Europe's Border Crisis is a work of great interest, which integrates socio-political and philosophical analysis. Drawing on biopolitical paradigms in contemporary political philosophy, it finds keys for interpreting current dynamics within immigration policies and their antinomic consequences. It is a useful and original book that progresses research in this field of study.
Roberto Esposito, Scuola Normale Superiore, Pisa
Since the second half of 2015, Europe's focus has been on closing the borders, striking a deal with Turkey to take back refugees from Greece, and shutting down the Balkan route that many thousands took to Northern Europe beforehand. Is there any way to understand these developments, beyond emotional judgements such as callous and deadly or harsh but necessary? Vaughan-Williams, whose book is aimed at broadening the scope of academic research on borders and migration, argues for a new way of seeing the problem.
Daniel Trilling, Times Literary Supplement
Europe's Border Crisis is a dense, provocative and timely reflection on the debate on border security and migration management in Europe and beyond. The remarkable and innovative work of Nick Vaughan-Williams constitutes a step forward in migration and border studies.

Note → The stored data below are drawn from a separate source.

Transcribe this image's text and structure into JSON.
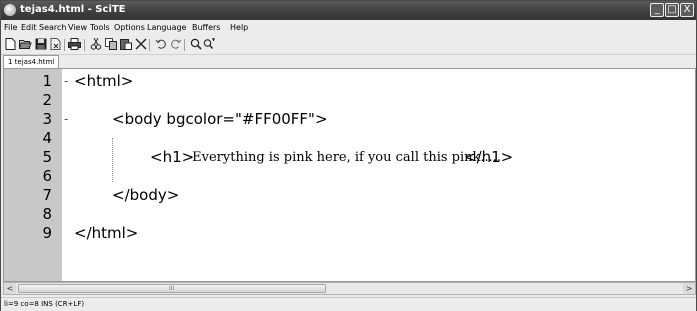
{
  "window": {
    "title": "tejas4.html - SciTE"
  },
  "controls": {
    "minimize": "_",
    "maximize": "□",
    "close": "X"
  },
  "menu": [
    "File",
    "Edit",
    "Search",
    "View",
    "Tools",
    "Options",
    "Language",
    "Buffers",
    "Help"
  ],
  "toolbar": [
    "new-file-icon",
    "open-file-icon",
    "save-icon",
    "close-file-icon",
    "print-icon",
    "cut-icon",
    "copy-icon",
    "paste-icon",
    "delete-icon",
    "undo-icon",
    "redo-icon",
    "find-icon",
    "replace-icon"
  ],
  "tabs": [
    {
      "label": "1 tejas4.html",
      "active": true
    }
  ],
  "editor": {
    "lines": [
      {
        "num": "1",
        "fold": "-",
        "text": "<html>"
      },
      {
        "num": "2",
        "fold": "",
        "text": ""
      },
      {
        "num": "3",
        "fold": "-",
        "text": "<body bgcolor=\"#FF00FF\">"
      },
      {
        "num": "4",
        "fold": "",
        "text": ""
      },
      {
        "num": "5",
        "fold": "",
        "tag_open": "<h1>",
        "content": " Everything is pink here, if you call this pink..... ",
        "tag_close": "</h1>"
      },
      {
        "num": "6",
        "fold": "",
        "text": ""
      },
      {
        "num": "7",
        "fold": "",
        "text": "</body>"
      },
      {
        "num": "8",
        "fold": "",
        "text": ""
      },
      {
        "num": "9",
        "fold": "",
        "text": "</html>"
      }
    ]
  },
  "scrollbar": {
    "left_arrow": "<",
    "right_arrow": ">",
    "grip": "III"
  },
  "status": "li=9 co=8 INS (CR+LF)"
}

Julien Brachet, Antipode: A Radical Journal of Geography
Europe's Border Crisis is essential reading for students of political theory and International Relations. Nick Vaughan-Williams skillfully combines a sophisticated interpretation of the main paradigms of biopolitics with a rich empirical analysis of EU border security policies in a powerful critique of the very foundations of contemporary European politics. He also articulates an affirmative politics of the border, in which the encounter between self and other does not take the exclusionary and violent forms that we observe all around us today.
Sergei Prozorov, University of Helsinki
Nick Vaughan-Williams' book offers an intellectually stimulating and conceptually challenging and rich discussion of what he terms 'Europe's border crisis.' In view of tragic deaths and human suffering at European/ EU external borders, this book makes a timely intervention in academic and non-academic debates on the controversial politics and paradoxical effects of EU border and migration policies and practices at diverse scales and spaces.